Setidaknya, perempuan-perempuan itu tidak pernah disebut sebelum suaminya dalam semua prasasti kebijakan yang suami mereka lakukan semasa hidup.
Perempuan Kuat yang Melahirkan Tiga Raja
Prasasti-prasasti Bali Kuno masa Udayana telah memberikan gambaran penting soal bagaimana Mahendradatta nampaknya berjuang untuk menduduki posisi yang ia nikmati.
Menurut I Gde Semadi Astra dalam "Lembaga Pemerintahan Tingkat Pusat pada masa Pemerintahan Gunapriyadharmapatni-Dharmodayana Warmadewa" (1987), salah satu upaya paling menonjol dari Mahendradatta ialah upaya perombakan birokasi pemerintahan Bali Kuno.
Sebelumnya, pemerintahan Bali Kuno senantiasa mengutamakan kaum agamawan sebagai bagian legislatif (dalam prasasti disebut makasupratibaddha), namun setelah Mahendradatta masuk ke zona pemerintahan ia mulai memperkenalkan dewan negara khas Jawa yang disebut sebagai pakirakiran i jro makabehan yang isinya kombinasi dari kaum agamawan dan non-agamawan.
Keberadaan dewan negara baru ini memungkinkan kesepakatan suara yang lebih majemuk dalam setiap sidang dewan dan semakin minimnya dorongan golongan keagamaan yang cenderung lebih anti dengan penguasa perempuan.
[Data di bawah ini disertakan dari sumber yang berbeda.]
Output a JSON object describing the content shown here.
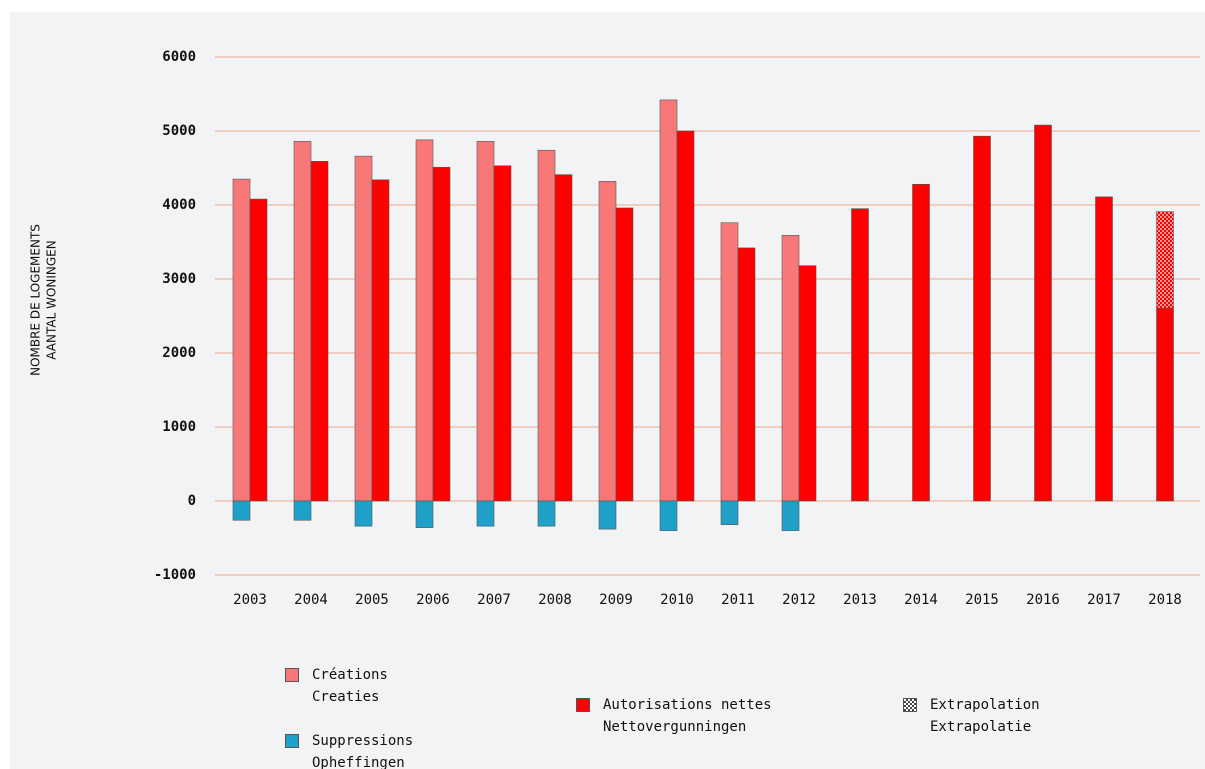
{
  "chart_data": {
    "type": "bar",
    "y_label": [
      "NOMBRE DE LOGEMENTS",
      "AANTAL WONINGEN"
    ],
    "categories": [
      "2003",
      "2004",
      "2005",
      "2006",
      "2007",
      "2008",
      "2009",
      "2010",
      "2011",
      "2012",
      "2013",
      "2014",
      "2015",
      "2016",
      "2017",
      "2018"
    ],
    "series": [
      {
        "name": "Créations\nCreaties",
        "color": "#f87878",
        "values": [
          4350,
          4860,
          4660,
          4880,
          4860,
          4740,
          4320,
          5420,
          3760,
          3590,
          null,
          null,
          null,
          null,
          null,
          null
        ]
      },
      {
        "name": "Suppressions\nOpheffingen",
        "color": "#1ea0c8",
        "values": [
          -260,
          -260,
          -340,
          -360,
          -340,
          -340,
          -380,
          -400,
          -320,
          -400,
          null,
          null,
          null,
          null,
          null,
          null
        ]
      },
      {
        "name": "Autorisations nettes\nNettovergunningen",
        "color": "#ff0000",
        "values": [
          4080,
          4590,
          4340,
          4510,
          4530,
          4410,
          3960,
          5000,
          3420,
          3180,
          3950,
          4280,
          4930,
          5080,
          4110,
          2610
        ]
      },
      {
        "name": "Extrapolation\nExtrapolatie",
        "color": "#ff0000",
        "pattern": "dotted",
        "values": [
          null,
          null,
          null,
          null,
          null,
          null,
          null,
          null,
          null,
          null,
          null,
          null,
          null,
          null,
          null,
          1300
        ]
      }
    ],
    "ylim": [
      -1000,
      6000
    ],
    "yticks": [
      -1000,
      0,
      1000,
      2000,
      3000,
      4000,
      5000,
      6000
    ],
    "grid": true
  }
}
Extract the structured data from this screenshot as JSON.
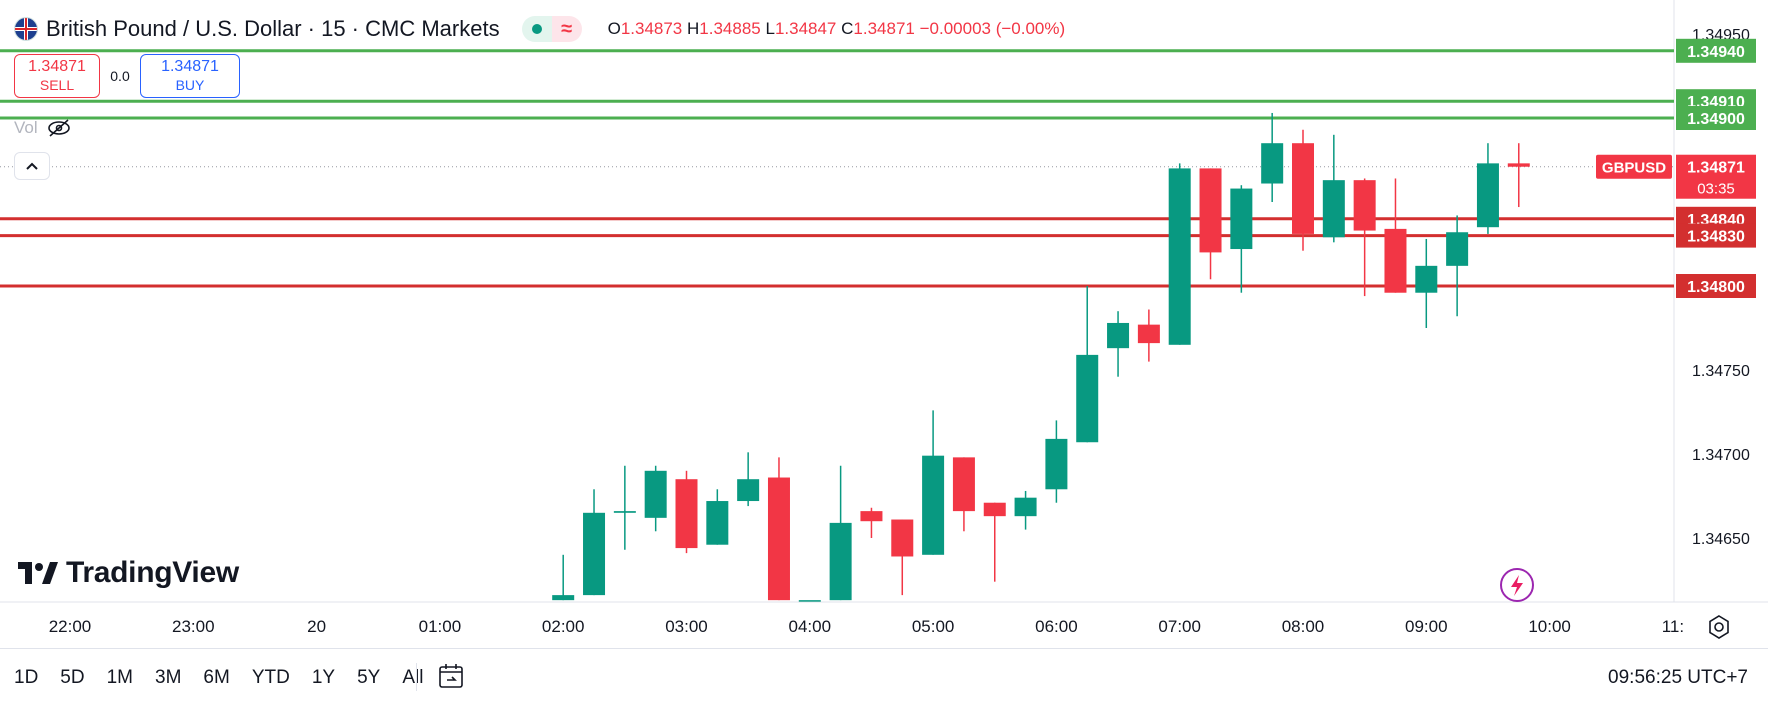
{
  "header": {
    "title": "British Pound / U.S. Dollar · 15 · CMC Markets",
    "ohlc": {
      "o_label": "O",
      "o_value": "1.34873",
      "h_label": "H",
      "h_value": "1.34885",
      "l_label": "L",
      "l_value": "1.34847",
      "c_label": "C",
      "c_value": "1.34871",
      "change": "−0.00003 (−0.00%)"
    },
    "status_icon": "market-open-dot",
    "delay_icon": "wave-icon"
  },
  "trade": {
    "sell_price": "1.34871",
    "sell_label": "SELL",
    "spread": "0.0",
    "buy_price": "1.34871",
    "buy_label": "BUY"
  },
  "volume_label": "Vol",
  "logo_text": "TradingView",
  "bottom": {
    "ranges": [
      "1D",
      "5D",
      "1M",
      "3M",
      "6M",
      "YTD",
      "1Y",
      "5Y",
      "All"
    ],
    "clock": "09:56:25 UTC+7"
  },
  "colors": {
    "up": "#089981",
    "down": "#f23645",
    "resistance": "#4caf50",
    "support": "#d32f2f",
    "accent": "#2962ff"
  },
  "chart_data": {
    "type": "candlestick",
    "symbol": "GBPUSD",
    "timeframe": "15",
    "ylim": [
      1.34613,
      1.34953
    ],
    "y_ticks": [
      "1.34650",
      "1.34700",
      "1.34750",
      "1.34950"
    ],
    "x_ticks": [
      "22:00",
      "23:00",
      "20",
      "01:00",
      "02:00",
      "03:00",
      "04:00",
      "05:00",
      "06:00",
      "07:00",
      "08:00",
      "09:00",
      "10:00",
      "11:"
    ],
    "x_tick_hours": [
      22,
      23,
      24,
      25,
      26,
      27,
      28,
      29,
      30,
      31,
      32,
      33,
      34,
      35
    ],
    "candles": [
      {
        "t": 26.0,
        "o": 1.34613,
        "h": 1.3464,
        "l": 1.34613,
        "c": 1.34616
      },
      {
        "t": 26.25,
        "o": 1.34616,
        "h": 1.34679,
        "l": 1.34616,
        "c": 1.34665
      },
      {
        "t": 26.5,
        "o": 1.34665,
        "h": 1.34693,
        "l": 1.34643,
        "c": 1.34666
      },
      {
        "t": 26.75,
        "o": 1.34662,
        "h": 1.34693,
        "l": 1.34654,
        "c": 1.3469
      },
      {
        "t": 27.0,
        "o": 1.34685,
        "h": 1.3469,
        "l": 1.34641,
        "c": 1.34644
      },
      {
        "t": 27.25,
        "o": 1.34646,
        "h": 1.34679,
        "l": 1.34646,
        "c": 1.34672
      },
      {
        "t": 27.5,
        "o": 1.34672,
        "h": 1.34701,
        "l": 1.34669,
        "c": 1.34685
      },
      {
        "t": 27.75,
        "o": 1.34686,
        "h": 1.34698,
        "l": 1.34613,
        "c": 1.34613
      },
      {
        "t": 28.0,
        "o": 1.34613,
        "h": 1.34613,
        "l": 1.34613,
        "c": 1.34613
      },
      {
        "t": 28.25,
        "o": 1.34613,
        "h": 1.34693,
        "l": 1.34613,
        "c": 1.34659
      },
      {
        "t": 28.5,
        "o": 1.34666,
        "h": 1.34668,
        "l": 1.3465,
        "c": 1.3466
      },
      {
        "t": 28.75,
        "o": 1.34661,
        "h": 1.34661,
        "l": 1.34616,
        "c": 1.34639
      },
      {
        "t": 29.0,
        "o": 1.3464,
        "h": 1.34726,
        "l": 1.3464,
        "c": 1.34699
      },
      {
        "t": 29.25,
        "o": 1.34698,
        "h": 1.34698,
        "l": 1.34654,
        "c": 1.34666
      },
      {
        "t": 29.5,
        "o": 1.34671,
        "h": 1.34671,
        "l": 1.34624,
        "c": 1.34663
      },
      {
        "t": 29.75,
        "o": 1.34663,
        "h": 1.34678,
        "l": 1.34655,
        "c": 1.34674
      },
      {
        "t": 30.0,
        "o": 1.34679,
        "h": 1.3472,
        "l": 1.34671,
        "c": 1.34709
      },
      {
        "t": 30.25,
        "o": 1.34707,
        "h": 1.348,
        "l": 1.34707,
        "c": 1.34759
      },
      {
        "t": 30.5,
        "o": 1.34763,
        "h": 1.34785,
        "l": 1.34746,
        "c": 1.34778
      },
      {
        "t": 30.75,
        "o": 1.34777,
        "h": 1.34786,
        "l": 1.34755,
        "c": 1.34766
      },
      {
        "t": 31.0,
        "o": 1.34765,
        "h": 1.34873,
        "l": 1.34765,
        "c": 1.3487
      },
      {
        "t": 31.25,
        "o": 1.3487,
        "h": 1.3487,
        "l": 1.34804,
        "c": 1.3482
      },
      {
        "t": 31.5,
        "o": 1.34822,
        "h": 1.3486,
        "l": 1.34796,
        "c": 1.34858
      },
      {
        "t": 31.75,
        "o": 1.34861,
        "h": 1.34903,
        "l": 1.3485,
        "c": 1.34885
      },
      {
        "t": 32.0,
        "o": 1.34885,
        "h": 1.34893,
        "l": 1.34821,
        "c": 1.34831
      },
      {
        "t": 32.25,
        "o": 1.34829,
        "h": 1.3489,
        "l": 1.34826,
        "c": 1.34863
      },
      {
        "t": 32.5,
        "o": 1.34863,
        "h": 1.34864,
        "l": 1.34794,
        "c": 1.34833
      },
      {
        "t": 32.75,
        "o": 1.34834,
        "h": 1.34864,
        "l": 1.34796,
        "c": 1.34796
      },
      {
        "t": 33.0,
        "o": 1.34796,
        "h": 1.34828,
        "l": 1.34775,
        "c": 1.34812
      },
      {
        "t": 33.25,
        "o": 1.34812,
        "h": 1.34842,
        "l": 1.34782,
        "c": 1.34832
      },
      {
        "t": 33.5,
        "o": 1.34835,
        "h": 1.34885,
        "l": 1.34831,
        "c": 1.34873
      },
      {
        "t": 33.75,
        "o": 1.34873,
        "h": 1.34885,
        "l": 1.34847,
        "c": 1.34871
      }
    ],
    "levels": [
      {
        "value": 1.3494,
        "label": "1.34940",
        "kind": "resistance"
      },
      {
        "value": 1.3491,
        "label": "1.34910",
        "kind": "resistance"
      },
      {
        "value": 1.349,
        "label": "1.34900",
        "kind": "resistance"
      },
      {
        "value": 1.3484,
        "label": "1.34840",
        "kind": "support"
      },
      {
        "value": 1.3483,
        "label": "1.34830",
        "kind": "support"
      },
      {
        "value": 1.348,
        "label": "1.34800",
        "kind": "support"
      }
    ],
    "current_price": {
      "value": 1.34871,
      "symbol_tag": "GBPUSD",
      "label": "1.34871",
      "countdown": "03:35"
    }
  }
}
Di sisi lain seperti disebut oleh M. Alnoza dalam "Mahendradattā: Her Roles Based on Archaeological Inscripties Viewed from Feminism Approach” (2020), Mahendradatta juga menggiatkan ritus terhadap Durga sebagai simbol sekte saktisme dalam ajaran Hindu.
Ajaran itu secara gamblang menekankan kekuatan perempuan sebagai kekuatan utama di muka bumi. Sehingga secara religius kedudukan perempuan tidak lagi dapat diragukan oleh kaum laki-laki dalam percaturan politik.
Bukti akan siasat Mahendradatta ini sampai sekarang masih bisa dijumpai di Pura Durga Kutri di Gianyar, di mana terdapat Arca Durga Mahisasuramardhini yang diduga sebagai perwujudan sang Mahendradatta.
Sayangnya, Mahendradatta tidak berumur panjang. Ia meninggal ketika melahirkan anak ketiganya, Anak Wungsu. Dialah ibu dari tiga raja besar: Airlangga, Marakata, dan Anak Wungsu.